The Court rejected the contention of the respondent that the word “just” as appearing in Section 560(6) must be read ejusdem generis. The presence of the words “or otherwise” between the two circumstances in which the name of the company may be restored indicate that even if the company was not carrying out business or was not in operation at the time of striking off, it was still open to the company court to order restoration if it appears to the court to be “otherwise just.” The Court relied on several decisions of High Courts and the Supreme Court for the interpretation of the word “just,” that it denotes equitability, fairness and reasonableness having a large peripheral field. The Court stated that the particulars of the present case attracted the principle in the case of Sidhant Garg and Anr. vs. Registrar of Companies & Ors. (2012) 171 Comp. Cas. 326

In this case, it was held that the word “just” would mean that it is fair and prudent from a commercial point of view to restore the company and that the court has to examine the concept of “justness” not exclusively from the perspective of a creditor or a member or a debtor but from the perspective of the society as a whole. 

The company in this petition is the defendant in a suit pending in the trial court.  If the name of the company is not restored, it would cause injustice to the petitioner and also cause prejudice to the trial as a whole.
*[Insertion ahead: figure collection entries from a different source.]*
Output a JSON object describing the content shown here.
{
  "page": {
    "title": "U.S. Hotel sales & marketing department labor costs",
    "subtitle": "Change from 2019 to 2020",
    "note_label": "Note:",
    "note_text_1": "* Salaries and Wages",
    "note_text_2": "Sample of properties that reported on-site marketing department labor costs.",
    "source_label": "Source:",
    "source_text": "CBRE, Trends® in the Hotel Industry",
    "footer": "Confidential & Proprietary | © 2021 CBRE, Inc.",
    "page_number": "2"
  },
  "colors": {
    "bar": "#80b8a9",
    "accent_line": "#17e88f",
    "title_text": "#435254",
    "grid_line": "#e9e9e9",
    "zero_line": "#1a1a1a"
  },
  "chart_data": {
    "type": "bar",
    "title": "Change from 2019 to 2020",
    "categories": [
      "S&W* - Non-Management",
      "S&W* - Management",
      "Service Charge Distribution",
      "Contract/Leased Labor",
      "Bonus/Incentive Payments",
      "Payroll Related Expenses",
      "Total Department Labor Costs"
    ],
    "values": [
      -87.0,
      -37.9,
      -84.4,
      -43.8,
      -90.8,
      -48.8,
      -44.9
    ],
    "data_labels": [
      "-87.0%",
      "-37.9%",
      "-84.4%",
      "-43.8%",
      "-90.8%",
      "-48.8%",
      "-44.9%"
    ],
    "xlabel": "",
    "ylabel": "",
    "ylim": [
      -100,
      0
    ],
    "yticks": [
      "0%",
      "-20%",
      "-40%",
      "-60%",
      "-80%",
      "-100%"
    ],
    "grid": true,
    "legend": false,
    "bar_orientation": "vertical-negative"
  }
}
If the name of the company is not restored to the register, the message sent to the society as a whole would be quite disturbing. The petitioner has to be protected in the litigation pending before the trial court.
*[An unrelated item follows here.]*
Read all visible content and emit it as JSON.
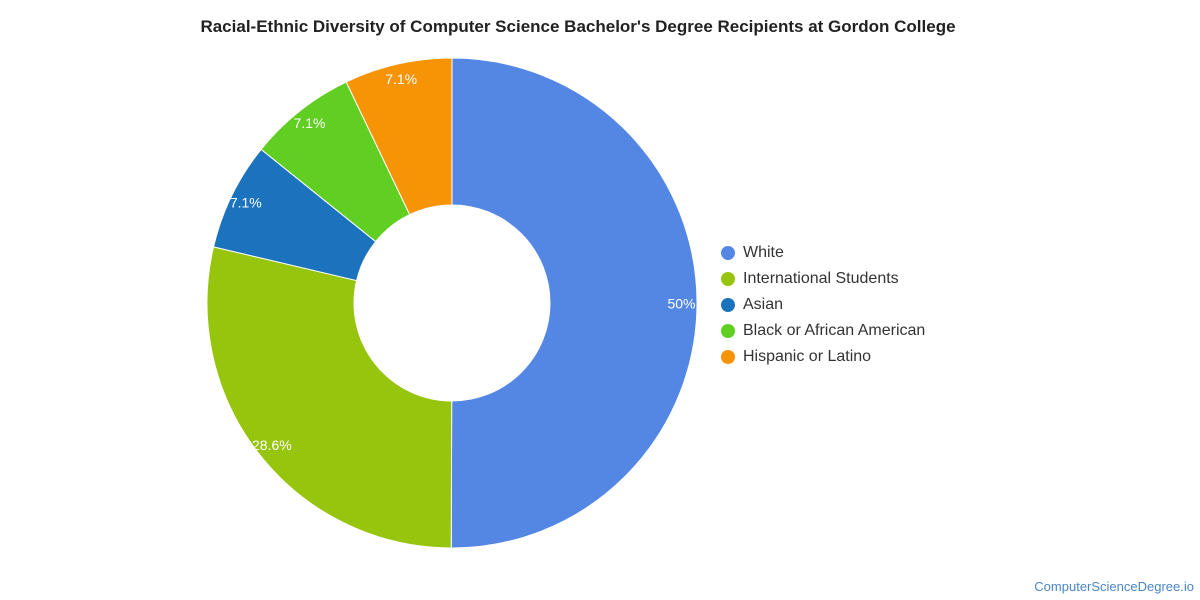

ANALYSIS of Section 560(6)

The Court was correct in allowing the petition and directing the ROC to restore the name of the company. The Court has prevented grave injustice to the petitioner. Respondent No.3 had fraudulently extracted monies from the petitioner for purchasing the property and had allotted shares, of which the petitioner had no knowledge of. He further colluded with Mr. Quli for transferring those shares without the knowledge or consent of the petitioner. It would have been impossible for the petitioner to recover his losses if the name of the company is not restored. The Court established the status of the petitioner as a “creditor” of the company on the basis of recovery of losses. The Court has upheld the interests of the society in broadly interpreting the word “just” appearing in Section 560(6) of the Act.

CONCLUSION

A company cannot avoid being held accountable on account of being struck off from the register. The company court is at liberty to decide, on the basis of facts of the case, whether the name of the company should be restored to the register under Section 560(6) of the Act. Additionally, a person who institutes a suit for recovery of losses/damages from a company has been treated as a “creditor” of the company by courts and hence, has locus standi to seek relief under Section 560(6).